867. EL LOCO Y EL COMPRENSIVO
Daniel Pizarro Santos | Danipi

Vivía en un pequeño pueblo oculto en un recóndito bosque un joven al que llamaban Juan “el Loco”. Como era diferente, todos se metían con él.
Cierto día, se desató un terrible incendio en el bosque. Juan fue el primero en acudir con un saco lleno de lo que él llamaba “piedras negras”, las cuales comenzó a lanzar contra el fuego que lentamente avanzaba.
Mientras tales acontecimientos tenían lugar, Pete “el Comprensivo” se lamentaba mientras volvía a casa tras una nueva infructífera jornada de caza. Todos los animales le inspiraban compasión.
-Seguro que me llaman fracasado y me tiran piñas otra vez. Seguro que mi novia vuelve a acostarse con otros para castigarme. Seguro que mis vecinos me roban el felpudo de nuevo. Les comprendo…
Cuando el frustrado cazador se percató del humo, acudió al origen con presteza, momento en que vio a Juan arrojando contra el ardor sus oscuros proyectiles.
-¿Qué haces? -preguntó Pete.
-Darle su merecido -respondió el demente, sin desviar la atención de su menester.
-Así jamás lo apagarás. Se necesita agua, arena u otra cosa, pero desde luego no lo que le estás tirando, que es carbón.
“El Loco” le dedicó una demente sonrisa.
-La gente es cruel, la vida dura y llena de dolor. No quiero apagar el fuego, quiero que viva, se haga grande y sufra como yo, para no estar solo.
Pete miró a su vecino, se puso en su lugar y le comprendió. Tras reflexionar, se colocó junto a Juan y le ayudó.
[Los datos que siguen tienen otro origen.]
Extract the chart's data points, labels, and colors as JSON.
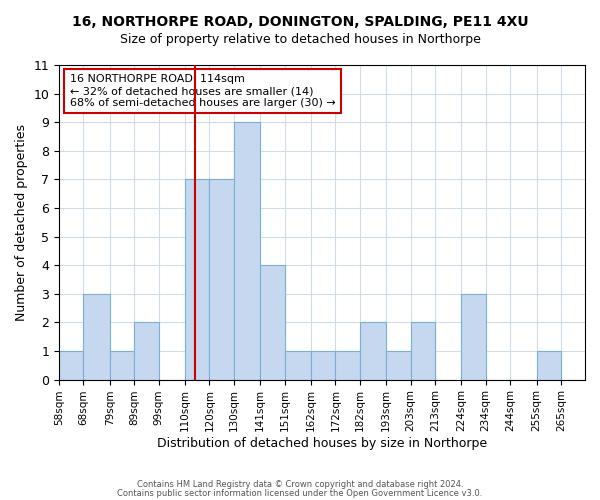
{
  "title": "16, NORTHORPE ROAD, DONINGTON, SPALDING, PE11 4XU",
  "subtitle": "Size of property relative to detached houses in Northorpe",
  "xlabel": "Distribution of detached houses by size in Northorpe",
  "ylabel": "Number of detached properties",
  "bin_labels": [
    "58sqm",
    "68sqm",
    "79sqm",
    "89sqm",
    "99sqm",
    "110sqm",
    "120sqm",
    "130sqm",
    "141sqm",
    "151sqm",
    "162sqm",
    "172sqm",
    "182sqm",
    "193sqm",
    "203sqm",
    "213sqm",
    "224sqm",
    "234sqm",
    "244sqm",
    "255sqm",
    "265sqm"
  ],
  "bin_edges": [
    58,
    68,
    79,
    89,
    99,
    110,
    120,
    130,
    141,
    151,
    162,
    172,
    182,
    193,
    203,
    213,
    224,
    234,
    244,
    255,
    265,
    275
  ],
  "bar_heights": [
    1,
    3,
    1,
    2,
    0,
    7,
    7,
    9,
    4,
    1,
    1,
    1,
    2,
    1,
    2,
    0,
    3,
    0,
    0,
    1,
    0
  ],
  "bar_color": "#c5d8f0",
  "bar_edgecolor": "#7aafd4",
  "property_line_x": 114,
  "property_line_color": "#cc0000",
  "annotation_title": "16 NORTHORPE ROAD: 114sqm",
  "annotation_line2": "← 32% of detached houses are smaller (14)",
  "annotation_line3": "68% of semi-detached houses are larger (30) →",
  "annotation_box_edgecolor": "#cc0000",
  "ylim": [
    0,
    11
  ],
  "yticks": [
    0,
    1,
    2,
    3,
    4,
    5,
    6,
    7,
    8,
    9,
    10,
    11
  ],
  "footer1": "Contains HM Land Registry data © Crown copyright and database right 2024.",
  "footer2": "Contains public sector information licensed under the Open Government Licence v3.0.",
  "background_color": "#ffffff",
  "grid_color": "#d0dce8"
}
Los dos muchachos estuvieron largo rato alimentando las voraces flamas. Ya casi se había terminado la bolsa, cuando sus dedos se rozaron en el fondo. Ambos sintieron un escalofrío recorrer sus espaldas, que liviano se propagó hasta sus almas.
Se miraron a los ojos.
-Ya no necesitarás del fuego para no estar solo. ¿Por qué no lo dejamos todo y volamos? -propuso Pete.
-¿A dónde?
-A cualquier lugar. Pero lejos.
La mirada de Juan se volvió bizca y obnubilada pero, finalmente, tras unos segundos de pensamiento confuso, respondió.
-Venga.
Los dos chicos fueron a sus respectivos hogares, prepararon sendos hatillos con lo imprescindible y se reunieron de nuevo donde sus emociones habían conectado. Sin más palabra, se dieron la mano y marcharon. La gente les señalaba con sorna al verlos pasar, pero no les importaba. Ya no.
Y desde aquel momento, Pete “el Comprensivo” y Juan “el Loco” abandonaron aquel pueblo lleno de prejuicios, se mudaron a una cueva y vivieron juntos el resto de sus días. Juan tuvo un embarazo psicológico y dio a luz a una piña a la que llamaron Cerecita y Pete no dijo nada. Porque el loco necesita al comprensivo que le apoye y, a su vez, al comprensivo le viene bien un loco que no se aproveche de él.
Mientras tanto, nadie se acordó de apagar el fuego. Las llamas se propagaron, consumiendo el pueblo, y la gente que se había reído de ellos, sencillamente, dejó de hacerlo.